MÜZİK ALETLERİNDE 4 ÖNEMLİ NOKTA
Başlangıç olarak, ebeveynlerin zararsız atık materyallerden ses çıkaran müzik aletleri yapabileceğini aktaran Eren, şöyle devam etti: “Çocuklara verilecek çalgılarda önemli 4 özellik vardır. Renkli ve ilgi çekici olması, işlevsel olması, sağlığa zarar vermeyen materyalden ve kolay çalınabilir olması. Oyunlarda ise müzikli hareketli ve ritmik öğeleri içeren ve dile destek veren müzikli oyunlara yer verilmesinde fayda var.”
“ELLERİNE ALDIKLARI HER ŞEY OYUNA DÖNÜŞÜYOR”

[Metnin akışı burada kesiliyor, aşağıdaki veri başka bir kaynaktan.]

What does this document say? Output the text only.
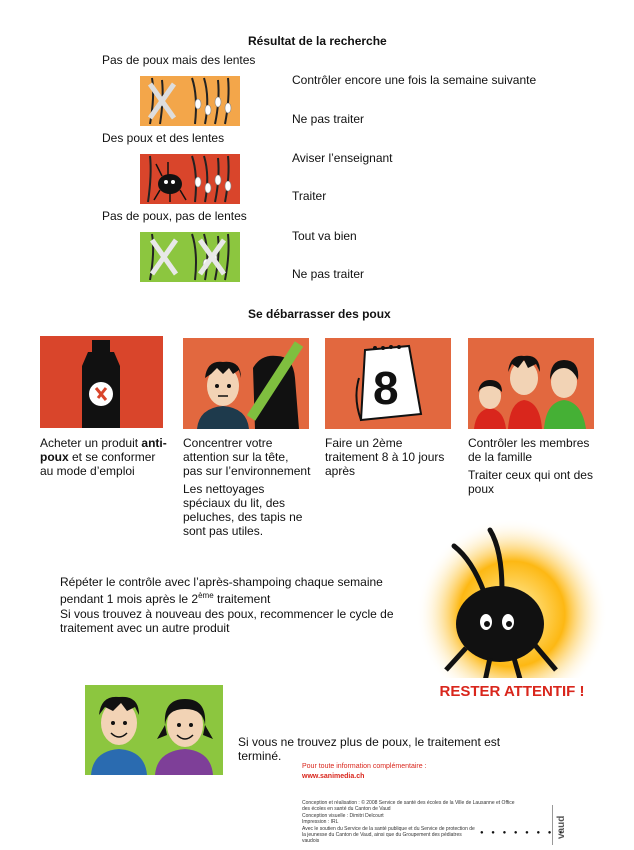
Résultat de la recherche
Pas de poux mais des lentes
Contrôler encore une fois la semaine suivante
Ne pas traiter
Des poux et des lentes
Aviser l’enseignant
Traiter
Pas de poux, pas de lentes
Tout va bien
Ne pas traiter
Se débarrasser des poux
Acheter un produit anti-
poux et se conformer au mode d’emploi
Concentrer votre attention sur la tête, pas sur l’environnement
Les nettoyages spéciaux du lit, des peluches, des tapis ne sont pas utiles.
8
Faire un 2ème traitement 8 à 10 jours après
Contrôler les membres de la famille
Traiter ceux qui ont des poux
Répéter le contrôle avec l’après-shampoing chaque semaine pendant 1 mois après le 2ème traitement
Si vous trouvez à nouveau des poux, recommencer le cycle de traitement avec un autre produit
RESTER ATTENTIF !
Si vous ne trouvez plus de poux, le traitement est terminé.
Pour toute information complémentaire :
www.sanimedia.ch
Conception et réalisation : © 2008 Service de santé des écoles de la Ville de Lausanne et Office des écoles en santé du Canton de Vaud
Conception visuelle : Dimitri Delcourt
Impression : IRL
Avec le soutien du Service de la santé publique et du Service de protection de la jeunesse du Canton de Vaud, ainsi que du Groupement des pédiatres vaudois
● ● ● ● ● ● ● ●
vaud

Dr. Öğr. Üyesi Çelebi ise çocukların doğdukları andan itibaren hayal dünyalarının farklı olduğunu dile getirerek, “Ellerine bir şey aldıklarında oyuncak olsun, materyal olsun onlar için her şey oyuna dönüşüyor. Boyalar da resimler de aynı şekilde. Çocuk resim yaparken oyun oynadığını düşünüyor. Çocuk ne zaman oyun oynamaya başlıyor ise resim yapmaya da o zaman başlayabilir. Çocuklara zarar vermeyecek malzemeden kullanılan kalın kalemler ve parmak boyalar ile resim yapma süreci başlayabilir.” değerlendirmesinde bulundu.
HAYAL KURAN ÇOCUKLAR
Resim yapmanın çocuklara kazanımlarını da aktaran Çelebi, “Resim yapıldığında öncelikle çocuğun özgüveni çok yüksek oluyor. Sorumluluk alıyor, yaptığı işi bitiriyor. Çünkü bir farkındalığı yüzeye aktarma telaşı var. Hayal kuran çocuklar yetiştirmiş oluyoruz ve çocuk kendini ifade edebilme fırsatı yakaladığı için mutlu oluyor. Mutlu çocuklar yetiştirmek istiyorsak onları sanata yönlendirerek içlerinde o duyguları dışarı aktarmalarına fırsat vererek bunu elde etmiş oluyoruz. Mutlu çocukların sırrı sanat eğitimindedir.” dedi.
“HER ÇOCUK KENDİ ÖZÜNDE BİRİCİK”
Çelebi, tek tip çocuk modeli oluşturulmaması gerektiğinin altını çizerek, şunları kaydetti:
“Her çocuk kendi özünde biricik ve tek. Hepsi aynı insanı çizmek zorunda değil, hepsi aynı ağacı çizmek zorunda değil. Yani tabiata bakalım, hangi insan birbirine, hangi ağaç birbirine, hangi meyve birbirine benziyor. Ama biz illa istiyoruz ki insan çizen çocuk, iki gözü olacak, bir burnu olacak, orantıları olacak. Hayır gerek yok buna. Bırakalım çocuk kendi düşündeki insan profilini aktarsın kağıda ya da yüzeye ya da herhangi bir objeye, buna fırsat tanıyalım. Çocuklara olabildiğince bol sanatçı örnekleri göstermeliyiz.”